Synchro, It does not seem to be a "fly-by-wire" type system. it seems to be or behave like a continuously variable transmission would. It the system fails, it would still always be in a gear.
I would like it but would like to have some control on the intensity of the help.
My Hyundai has some sort of control boost on the steering but its pretty much useless for anything as it does not even seem based on speed. The car seemed like a great value but you always get what you pay for. In my case is a boring car with poorly implemented technology.
I'm guessing that when you say 'most drivers prefer straight roads' you are probably referring to Americans- after all, traditionally, the average American car has been set up to give a soft, wallowy ride, and over-light steering- which does not make for a pleasant experience on the twisties.
Keener drivers, especially Europeans, relish twisty roads when time and traffic flow allows- and buy cars with taughter suspension and better steering with which to properly enjoy them. Yes, we do have fast straighter motorways, but they tend to be used for convenience when time is of the essence rather than for pleasure.
Anything car makers can do to improve steering without losing 'feel' is fine by me. I deliver and collect cars for a living and had to drive a Toyota Avensis through the mountains and valleys of Wales today- a normally pleasurable activity marred by that car's utterly flacid steering.
the key seems to be for 'non-luxury' users. not that my old A4 was luxurious (b7 model), but it sure did turn the wheel sweet at low speeds...and tightened up nicely no the track.
still never buying Ford anything...except maybe 1987 or older F150 wtih the 300ci straight six... and knowing many working at Ford...i'd double down on that statement.
I don't want it.
@ The Skud
What do you base your claim of most drivers.
"Active steering describes a type of power electric variable gear ratio power steering technology introduced by BMW in 2003 first appearing on the redesigned 5-series which varies the degree that the wheels turn in response to the steering wheel."
BMW has had this for over 10 years. My 2006 e60 has this.
It's now a 15-20k$ car, so it's not more expensive than these new Fords.
I'm amazed how BMW inventes all the stuff 10 years ahead of time, but never makes a fuzz about it. These cheap automakers come late and market the BMW engineered stuff as "new and groundbraking".

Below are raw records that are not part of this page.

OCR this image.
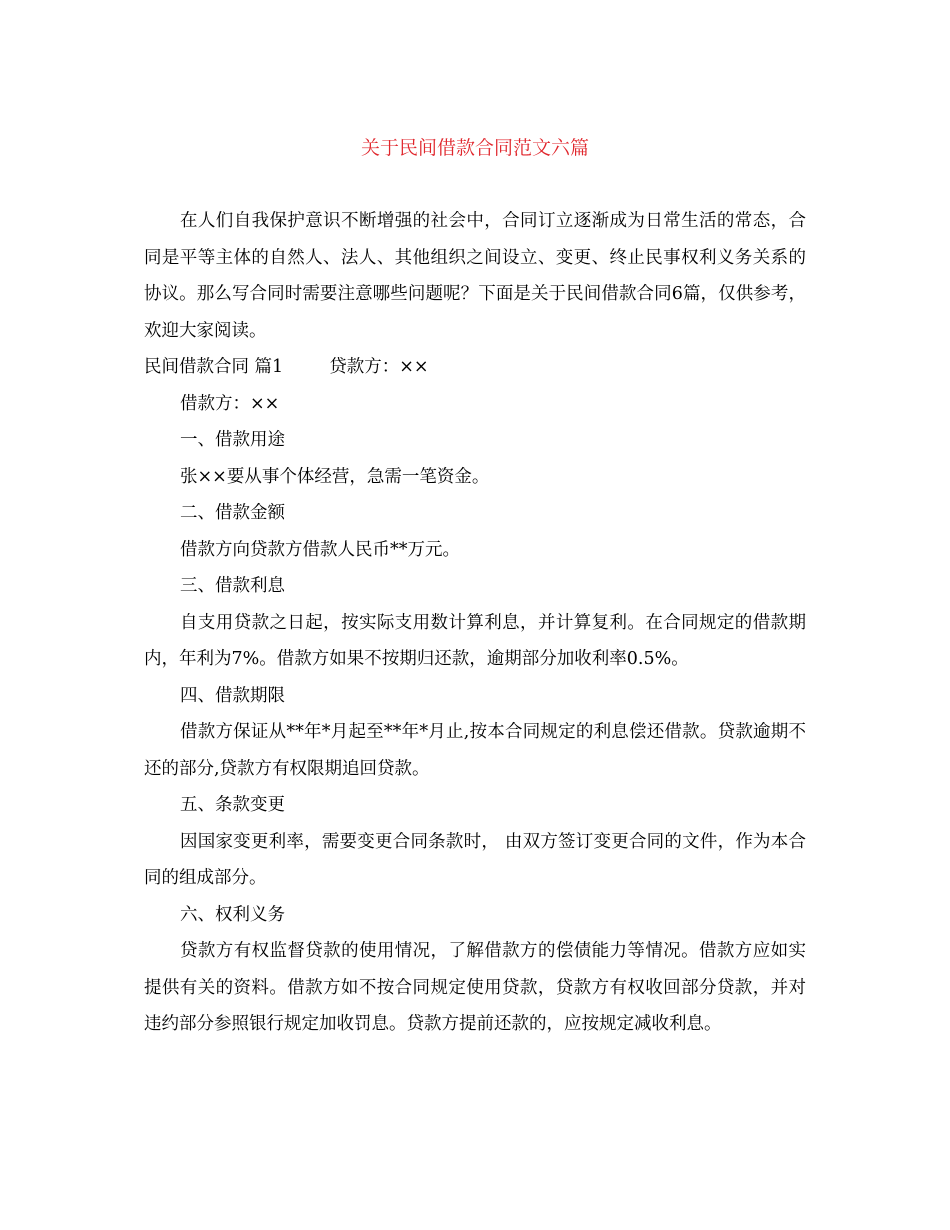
关于民间借款合同范文六篇

在人们自我保护意识不断增强的社会中，合同订立逐渐成为日常生活的常态，合同是平等主体的自然人、法人、其他组织之间设立、变更、终止民事权利义务关系的协议。那么写合同时需要注意哪些问题呢？下面是关于民间借款合同6篇，仅供参考，欢迎大家阅读。

民间借款合同 篇1	贷款方：××

借款方：××

一、借款用途

张××要从事个体经营，急需一笔资金。

二、借款金额

借款方向贷款方借款人民币**万元。

三、借款利息

自支用贷款之日起，按实际支用数计算利息，并计算复利。在合同规定的借款期内，年利为7%。借款方如果不按期归还款，逾期部分加收利率0.5%。

四、借款期限

借款方保证从**年*月起至**年*月止,按本合同规定的利息偿还借款。贷款逾期不还的部分,贷款方有权限期追回贷款。

五、条款变更

因国家变更利率，需要变更合同条款时， 由双方签订变更合同的文件，作为本合同的组成部分。

六、权利义务

贷款方有权监督贷款的使用情况，了解借款方的偿债能力等情况。借款方应如实提供有关的资料。借款方如不按合同规定使用贷款，贷款方有权收回部分贷款，并对违约部分参照银行规定加收罚息。贷款方提前还款的，应按规定减收利息。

Selling a copycat product cheaper isn't anything new, it's actually how the industry works. Of course it's cheaper when you just copy and paste BMW engineering to your own cheapo car.
Love to see on a Mustang model, & custom Tang types aside std models, awesome.
"If the system fails, it would still always be in a gear."
Surely, that depends on how it fails. If it loses the tension/pressure between the CVT components, the link would be broken. If a CVT gearbox fails, it would be possible to coast to a stop. If this unit fails, apart from generating the most heartfelt rendition of WTF, it would leave the driver a steering-wheel that would be neither use nor ornament.
On reflection, if this system is safe, it might lend itself to replacing the steering-wheel with a handlebar. I know that it has been tried, but have no idea concerning how successful it was. Perhaps it might be worth trying again but this time using the modern electric power assisted steering and this variable ratio system. If nothing else, it might facilitate adaptation to cope with the needs of disabled drivers.
Why you're worrying if it could fail or not? It has been used already for a decade, so it's not going to fail any more than ABS brakes. Again, there's nothing new here.
I spent 26 years in vehicle engineering and engineering management. I know that if something can fail, it will fail. I just want to know that it is fail safe and seeing as its my life, I will choose what to worry about when it comes to risking it, if you don't mind.
Incidentally, nuclear missile subs operate on a fail dangerous system. There is little comfort to be had from knowing that they have not failed thus far, though they have come pretty darned close on more than one occasion.